As a writer I find myself fascinated both by the personal and the social manifestations of denial. I see us going to the polls and electing chauvinistic politicians who are prepared to tell us anything but the truth. It is as though we have an internal picture of our world and we are prepared to spend an enormous amount of energy and time on maintaining that vision, almost at any cost.
This was one of the things I wanted to explore in Winged with Death, and why denial became one of the themes of the novel.


Thanks so much to John for such interesting insights into his artistic concerns.

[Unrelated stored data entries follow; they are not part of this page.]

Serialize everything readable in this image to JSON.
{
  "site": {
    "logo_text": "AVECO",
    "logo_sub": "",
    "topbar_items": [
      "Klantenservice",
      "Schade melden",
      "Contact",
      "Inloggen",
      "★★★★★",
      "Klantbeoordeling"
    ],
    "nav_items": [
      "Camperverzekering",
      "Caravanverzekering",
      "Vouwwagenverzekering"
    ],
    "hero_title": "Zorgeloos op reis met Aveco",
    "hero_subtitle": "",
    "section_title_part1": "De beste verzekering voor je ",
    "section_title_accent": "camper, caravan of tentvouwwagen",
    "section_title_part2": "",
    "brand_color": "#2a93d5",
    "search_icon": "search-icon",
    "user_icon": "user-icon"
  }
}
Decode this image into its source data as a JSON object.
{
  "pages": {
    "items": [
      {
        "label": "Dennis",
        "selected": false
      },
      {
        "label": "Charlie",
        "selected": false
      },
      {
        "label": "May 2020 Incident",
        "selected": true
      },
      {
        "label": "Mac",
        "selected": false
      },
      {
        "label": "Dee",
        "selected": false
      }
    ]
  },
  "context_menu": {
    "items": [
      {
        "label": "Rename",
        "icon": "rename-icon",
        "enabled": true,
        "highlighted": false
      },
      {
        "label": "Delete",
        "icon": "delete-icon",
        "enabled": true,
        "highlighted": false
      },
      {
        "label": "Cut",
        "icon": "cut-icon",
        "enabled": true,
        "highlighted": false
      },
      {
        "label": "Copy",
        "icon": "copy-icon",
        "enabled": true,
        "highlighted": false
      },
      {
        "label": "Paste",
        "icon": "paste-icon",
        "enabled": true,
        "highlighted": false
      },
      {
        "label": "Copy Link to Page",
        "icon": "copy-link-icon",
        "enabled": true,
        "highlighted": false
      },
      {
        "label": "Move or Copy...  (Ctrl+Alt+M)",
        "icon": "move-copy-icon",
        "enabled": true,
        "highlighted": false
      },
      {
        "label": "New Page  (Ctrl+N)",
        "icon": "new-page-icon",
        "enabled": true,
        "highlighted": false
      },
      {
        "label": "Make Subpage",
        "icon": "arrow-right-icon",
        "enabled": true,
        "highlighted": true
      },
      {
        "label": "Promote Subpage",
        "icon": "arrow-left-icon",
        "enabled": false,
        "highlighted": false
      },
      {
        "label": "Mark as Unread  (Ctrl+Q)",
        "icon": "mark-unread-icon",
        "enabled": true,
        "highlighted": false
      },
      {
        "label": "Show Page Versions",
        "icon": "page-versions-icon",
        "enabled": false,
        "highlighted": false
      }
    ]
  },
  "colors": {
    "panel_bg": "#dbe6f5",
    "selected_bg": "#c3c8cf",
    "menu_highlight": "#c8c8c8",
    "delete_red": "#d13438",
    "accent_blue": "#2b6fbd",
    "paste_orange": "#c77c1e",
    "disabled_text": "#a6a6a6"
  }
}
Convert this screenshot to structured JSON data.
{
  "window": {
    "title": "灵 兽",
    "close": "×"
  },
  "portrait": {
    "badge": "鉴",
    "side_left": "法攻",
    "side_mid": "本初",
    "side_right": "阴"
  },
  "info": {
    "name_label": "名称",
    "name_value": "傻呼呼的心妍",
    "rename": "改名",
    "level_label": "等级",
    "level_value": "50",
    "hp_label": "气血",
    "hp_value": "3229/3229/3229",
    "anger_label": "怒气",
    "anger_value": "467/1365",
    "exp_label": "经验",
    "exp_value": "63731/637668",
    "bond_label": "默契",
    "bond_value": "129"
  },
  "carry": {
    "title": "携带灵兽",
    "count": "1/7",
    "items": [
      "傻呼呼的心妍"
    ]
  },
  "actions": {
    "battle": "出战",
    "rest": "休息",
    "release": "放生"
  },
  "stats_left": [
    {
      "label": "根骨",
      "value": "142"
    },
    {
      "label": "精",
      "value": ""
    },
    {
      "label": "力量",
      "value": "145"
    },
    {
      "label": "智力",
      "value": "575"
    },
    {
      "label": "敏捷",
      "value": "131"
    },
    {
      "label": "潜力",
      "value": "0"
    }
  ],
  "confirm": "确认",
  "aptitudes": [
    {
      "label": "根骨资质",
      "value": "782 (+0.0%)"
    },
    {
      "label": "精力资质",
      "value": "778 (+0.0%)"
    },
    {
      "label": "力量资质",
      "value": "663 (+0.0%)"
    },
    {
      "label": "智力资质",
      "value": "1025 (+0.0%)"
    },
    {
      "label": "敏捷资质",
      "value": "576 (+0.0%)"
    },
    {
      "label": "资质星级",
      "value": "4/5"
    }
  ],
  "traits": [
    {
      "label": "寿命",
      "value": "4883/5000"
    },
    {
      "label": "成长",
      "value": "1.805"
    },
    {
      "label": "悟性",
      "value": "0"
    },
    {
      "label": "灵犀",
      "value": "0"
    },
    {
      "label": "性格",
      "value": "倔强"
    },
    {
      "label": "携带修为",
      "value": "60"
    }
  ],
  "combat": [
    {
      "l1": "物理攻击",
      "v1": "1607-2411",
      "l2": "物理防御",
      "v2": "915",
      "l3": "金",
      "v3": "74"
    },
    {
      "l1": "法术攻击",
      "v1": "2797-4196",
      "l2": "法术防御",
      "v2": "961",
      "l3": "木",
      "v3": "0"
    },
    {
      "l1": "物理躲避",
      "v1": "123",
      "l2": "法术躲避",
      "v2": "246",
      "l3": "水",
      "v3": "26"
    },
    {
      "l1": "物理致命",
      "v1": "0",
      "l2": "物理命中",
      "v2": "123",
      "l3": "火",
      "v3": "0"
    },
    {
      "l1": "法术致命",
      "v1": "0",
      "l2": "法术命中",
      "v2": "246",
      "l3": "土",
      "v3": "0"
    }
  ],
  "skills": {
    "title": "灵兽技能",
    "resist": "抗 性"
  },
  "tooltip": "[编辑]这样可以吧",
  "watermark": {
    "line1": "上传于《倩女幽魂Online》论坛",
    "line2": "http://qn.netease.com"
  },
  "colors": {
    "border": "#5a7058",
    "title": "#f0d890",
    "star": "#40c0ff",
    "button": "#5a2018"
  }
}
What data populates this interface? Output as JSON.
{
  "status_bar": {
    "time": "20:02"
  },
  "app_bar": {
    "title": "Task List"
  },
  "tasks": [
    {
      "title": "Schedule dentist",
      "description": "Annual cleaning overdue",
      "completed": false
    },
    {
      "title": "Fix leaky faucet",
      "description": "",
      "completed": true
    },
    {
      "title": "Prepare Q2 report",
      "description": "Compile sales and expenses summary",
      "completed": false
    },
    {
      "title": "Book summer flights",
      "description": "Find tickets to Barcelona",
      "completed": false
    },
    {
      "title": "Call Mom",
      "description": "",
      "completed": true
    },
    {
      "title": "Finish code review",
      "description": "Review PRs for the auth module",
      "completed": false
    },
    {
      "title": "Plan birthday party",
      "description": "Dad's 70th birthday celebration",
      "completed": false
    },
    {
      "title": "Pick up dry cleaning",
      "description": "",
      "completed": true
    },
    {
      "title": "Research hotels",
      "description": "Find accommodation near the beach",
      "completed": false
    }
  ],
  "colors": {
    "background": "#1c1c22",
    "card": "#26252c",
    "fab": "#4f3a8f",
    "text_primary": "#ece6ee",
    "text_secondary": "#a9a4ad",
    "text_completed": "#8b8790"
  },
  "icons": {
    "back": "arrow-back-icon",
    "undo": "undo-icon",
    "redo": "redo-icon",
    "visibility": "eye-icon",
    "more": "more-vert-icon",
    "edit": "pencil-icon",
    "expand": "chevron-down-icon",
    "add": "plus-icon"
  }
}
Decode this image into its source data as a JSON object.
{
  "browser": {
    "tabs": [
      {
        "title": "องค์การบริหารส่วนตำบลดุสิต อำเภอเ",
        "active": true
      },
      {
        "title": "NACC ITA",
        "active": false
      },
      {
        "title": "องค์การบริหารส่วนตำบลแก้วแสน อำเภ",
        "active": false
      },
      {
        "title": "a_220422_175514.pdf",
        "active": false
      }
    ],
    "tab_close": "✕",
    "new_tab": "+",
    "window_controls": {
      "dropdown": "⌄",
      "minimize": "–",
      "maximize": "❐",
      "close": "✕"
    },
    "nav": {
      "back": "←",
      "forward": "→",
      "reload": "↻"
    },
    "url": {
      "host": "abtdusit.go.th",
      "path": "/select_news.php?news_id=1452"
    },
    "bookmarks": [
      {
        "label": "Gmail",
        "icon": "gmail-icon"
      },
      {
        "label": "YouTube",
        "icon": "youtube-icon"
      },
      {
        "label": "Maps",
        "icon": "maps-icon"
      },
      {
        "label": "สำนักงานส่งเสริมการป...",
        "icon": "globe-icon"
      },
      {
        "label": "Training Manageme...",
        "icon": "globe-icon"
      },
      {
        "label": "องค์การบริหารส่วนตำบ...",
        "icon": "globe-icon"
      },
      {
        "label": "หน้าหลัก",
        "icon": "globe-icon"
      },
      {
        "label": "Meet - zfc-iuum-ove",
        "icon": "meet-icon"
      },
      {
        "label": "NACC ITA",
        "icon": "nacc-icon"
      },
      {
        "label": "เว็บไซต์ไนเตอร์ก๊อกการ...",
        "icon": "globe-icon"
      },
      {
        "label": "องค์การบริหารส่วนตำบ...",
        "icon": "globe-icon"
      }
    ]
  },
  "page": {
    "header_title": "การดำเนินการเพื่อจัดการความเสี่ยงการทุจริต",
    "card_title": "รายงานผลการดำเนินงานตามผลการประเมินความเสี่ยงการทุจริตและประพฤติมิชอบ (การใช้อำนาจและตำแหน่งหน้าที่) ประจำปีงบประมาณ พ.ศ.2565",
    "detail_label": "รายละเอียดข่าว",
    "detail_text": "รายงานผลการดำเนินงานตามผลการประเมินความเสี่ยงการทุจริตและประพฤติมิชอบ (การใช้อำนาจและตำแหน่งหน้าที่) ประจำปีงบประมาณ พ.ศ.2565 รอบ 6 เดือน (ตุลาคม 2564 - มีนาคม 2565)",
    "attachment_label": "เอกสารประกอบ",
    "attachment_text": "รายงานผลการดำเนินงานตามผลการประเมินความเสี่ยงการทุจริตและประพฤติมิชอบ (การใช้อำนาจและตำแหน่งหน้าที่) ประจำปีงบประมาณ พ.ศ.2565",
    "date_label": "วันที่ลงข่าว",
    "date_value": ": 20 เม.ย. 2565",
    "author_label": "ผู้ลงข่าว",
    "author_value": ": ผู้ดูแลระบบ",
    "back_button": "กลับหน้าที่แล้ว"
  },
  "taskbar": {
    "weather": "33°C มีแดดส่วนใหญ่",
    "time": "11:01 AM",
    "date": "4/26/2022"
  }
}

You can buy the novel here.
John's blog is here.
Details of the rest of the virtual tour can be found here.

10 comments:

Debi said...

I'm fascinated by the breadth and and depth of the conversations taking place during this tour. Being in denial about being in denial ... great stuff.

Thanks to both of you for another enthralling episode.

Elizabeth Baines said...

Thanks for dropping by, Debi. Yes, John is giving us such an insight, and food for thought!

john baker said...

Being faced with the kind of questions that this book has brought up has certainly made me stop and think about what it is that is really being asked.
To attempt to get to the bottom of ones own motivation is always a complicated and fruitful occupation, though it may lead in different directions than one would think.
And this business of reaching out for words?
More than once during the tour I have been reminded of Flaubert's dictum:
"Human language is like a cracked kettle on which we beat out tunes for bears to dance to, when all the time we are longing to move the stars to pity."

Elizabeth Baines said...

That's a great quote, John - if a little heart-rending!

john baker said...

Thanks for hosting this leg of the tour, Elizabeth. I enjoyed the conversation enormously, and of course I'll be back to comment on your other posts from time to time.
Got to go to bed early tonight because tomorrow I'm in Manchester, but for real this time, nothing virtual about it.

Elizabeth Baines said...

Great having you John! And good luck with the novel.

Rachel Fox said...

This is quite a tour John - it seems ages ago that you were over with me! This is a really interesting interview though - a real addition to all that's gone before - and I hope it persuades more readers to try the novel (they won't regret it!). I think I might go and read it again now...

Elizabeth Baines said...

Thanks for dropping in, Rachel. Yes, I do recommend that people go back and read the other stops. You review was really interesting.

john baker said...

I'm blown away by the contributions. And they're still coming in. Only a few more stops to make now, and I'm hoping to end up 'virtually' in Buenos Aires.
It's been a blast, the whole trip.

Elizabeth Baines said...

A fitting place to end, JOhn. Looking forward to it.